The boldest of the Bronx Irish kidnappers was Vincent "Mad Dog" Coll. Raised in miserable poverty in Donegal, he came to the Bronx as a young man and hooked up with a gang of likeminded hooligans. Together they snatched an old-world Italian gangster named Mustache Pete. (They sent his fingers and ears to the family to get ransom money.) In 1931, Coll sealed his fate when he attempted a drive-by of mobster Joe Rao. Rao survived, but Coll clipped a few kids in the shooting. Gangland had had enough of this lunatic, and in 1932 he was gunned down in a drugstore phone booth on W. 23rd St. His grave sits in St. Raymond's Cemetery in the East Bronx, his headstone not far from where the Lindbergh baby kidnappers picked up their ransom money in 1932.


Though no mob boss called the Bronx home, that's not to say there was no mafia to be found. My father once told me a story about his days as a fireman near Arthur Ave. in the late 1960s. He'd been injured in a fire and was put on light duty, walking around the area and ticketing cars parked in front of hydrants. My father knew the area was thick with mobsters and began his beat with a stop in the neighborhood's most popular coffee shop. He told the owner that he would be taking his coffee there every morning. Then he would head out to write the tickets. The men in the shop, understanding and appreciating the gesture, paid local kids to move their cars as my father sipped his joe. Only non-neighborhood people got tickets.
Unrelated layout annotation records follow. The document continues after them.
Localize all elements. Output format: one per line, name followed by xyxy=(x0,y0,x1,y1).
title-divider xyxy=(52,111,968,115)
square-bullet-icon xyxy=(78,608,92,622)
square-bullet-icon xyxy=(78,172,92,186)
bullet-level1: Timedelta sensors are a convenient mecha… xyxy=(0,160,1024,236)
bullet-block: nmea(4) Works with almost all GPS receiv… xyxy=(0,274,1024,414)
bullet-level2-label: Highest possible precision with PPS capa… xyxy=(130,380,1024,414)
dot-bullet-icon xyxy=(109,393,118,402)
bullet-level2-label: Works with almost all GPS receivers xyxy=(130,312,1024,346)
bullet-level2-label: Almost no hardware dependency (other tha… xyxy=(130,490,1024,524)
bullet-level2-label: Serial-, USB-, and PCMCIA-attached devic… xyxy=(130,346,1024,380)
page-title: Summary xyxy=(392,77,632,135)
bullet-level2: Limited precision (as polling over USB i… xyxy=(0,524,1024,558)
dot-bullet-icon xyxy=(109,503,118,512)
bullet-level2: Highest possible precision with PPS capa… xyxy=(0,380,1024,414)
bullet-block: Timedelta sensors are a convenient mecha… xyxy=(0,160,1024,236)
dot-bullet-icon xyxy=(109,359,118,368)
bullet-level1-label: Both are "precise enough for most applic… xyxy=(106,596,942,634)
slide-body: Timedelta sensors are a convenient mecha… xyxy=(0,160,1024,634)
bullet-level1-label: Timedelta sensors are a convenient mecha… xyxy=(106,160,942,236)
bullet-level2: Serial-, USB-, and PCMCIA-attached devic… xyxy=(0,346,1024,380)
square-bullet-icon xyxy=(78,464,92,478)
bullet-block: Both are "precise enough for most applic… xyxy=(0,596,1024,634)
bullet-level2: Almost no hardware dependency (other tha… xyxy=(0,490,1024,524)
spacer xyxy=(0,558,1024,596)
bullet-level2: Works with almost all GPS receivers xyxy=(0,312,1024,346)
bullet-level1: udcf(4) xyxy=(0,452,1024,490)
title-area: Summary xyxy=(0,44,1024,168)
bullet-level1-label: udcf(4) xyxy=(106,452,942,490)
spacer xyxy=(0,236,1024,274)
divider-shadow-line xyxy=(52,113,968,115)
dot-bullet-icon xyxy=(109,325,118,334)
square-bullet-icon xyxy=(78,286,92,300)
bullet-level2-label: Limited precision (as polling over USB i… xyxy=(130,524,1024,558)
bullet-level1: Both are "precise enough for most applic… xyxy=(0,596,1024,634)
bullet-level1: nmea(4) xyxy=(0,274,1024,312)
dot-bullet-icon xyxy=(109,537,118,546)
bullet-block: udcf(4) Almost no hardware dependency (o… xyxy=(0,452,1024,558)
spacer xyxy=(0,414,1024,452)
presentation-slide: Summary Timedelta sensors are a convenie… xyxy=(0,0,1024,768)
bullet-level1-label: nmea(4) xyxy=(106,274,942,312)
A lot of guys I grew up with in the Bronx claimed to be "connected." It may have been true, but I always suspected it to be an affectation. I went to high school with a very sharp Italian kid named Dominick. He scored a 1300 on the SATs, but when asked what he planned to do with his life, he'd simply answer: "I'm going to be in the mafia."


Dominick, I figured, really was a mobster in training, because if you wanted to bet on a football game, you went to him. He also had some extracurricular drug sales going and was big on cutting off parking meters?taking them into cellars and breaking them open with a sledge hammer. He made the Daily News when his body was found in the trunk of his car, chopped to pieces. The report surmised that he'd fooled around with a made guy's wife.


There is still a strong Italian presence in the Bronx. Unlike other white ethnics, they haven't completely fled the borough. Though Arthur Ave. probably hosts more Slavic residents than Italian, the businesses are largely operated by the latter, and Pelham Bay, Throggs Neck and Country Club still have plenty of Italians.


Around Arthur Ave. the Italian section is growing smaller, but the restaurants are still thriving. Recently I was in the neighborhood drinking a coffee and taking notes in an empty coffee shop. An old man with muscular forearms and white hair sat nearby sipping an espresso.


"You a writer?" he asked.


His name was Joe. He asked what I was writing about, and I paused. How do you ask someone about the mafia in a neighborhood once known for its mobsters? Joe was a local, had some miles on his face and was no doubt around during the mob's glory days.


"How are the Italians doing up here?" I asked.


Joe smiled, "All the young ones moved out. We are still here, but it is dying out because no one wants to raise the kids here. They go to Jersey, Westchester, anywhere but the Bronx. Can't survive without the young... I'm old and I don't care. I'm staying."


Joe had a New York Post in front of him. I saw my opening.


"You don't read much about the mafia in the papers anymore."


"Nah, only when they can dig up some crap from the past. Not much of that left anymore."


"They still around here?"


"Who?"


"The mafia."


Joe gave me a sour look. "What do you think?"


He picked up his paper and put it in front of his face. I put my cup down and walked quickly to my car, turning around once before getting in. Just in case.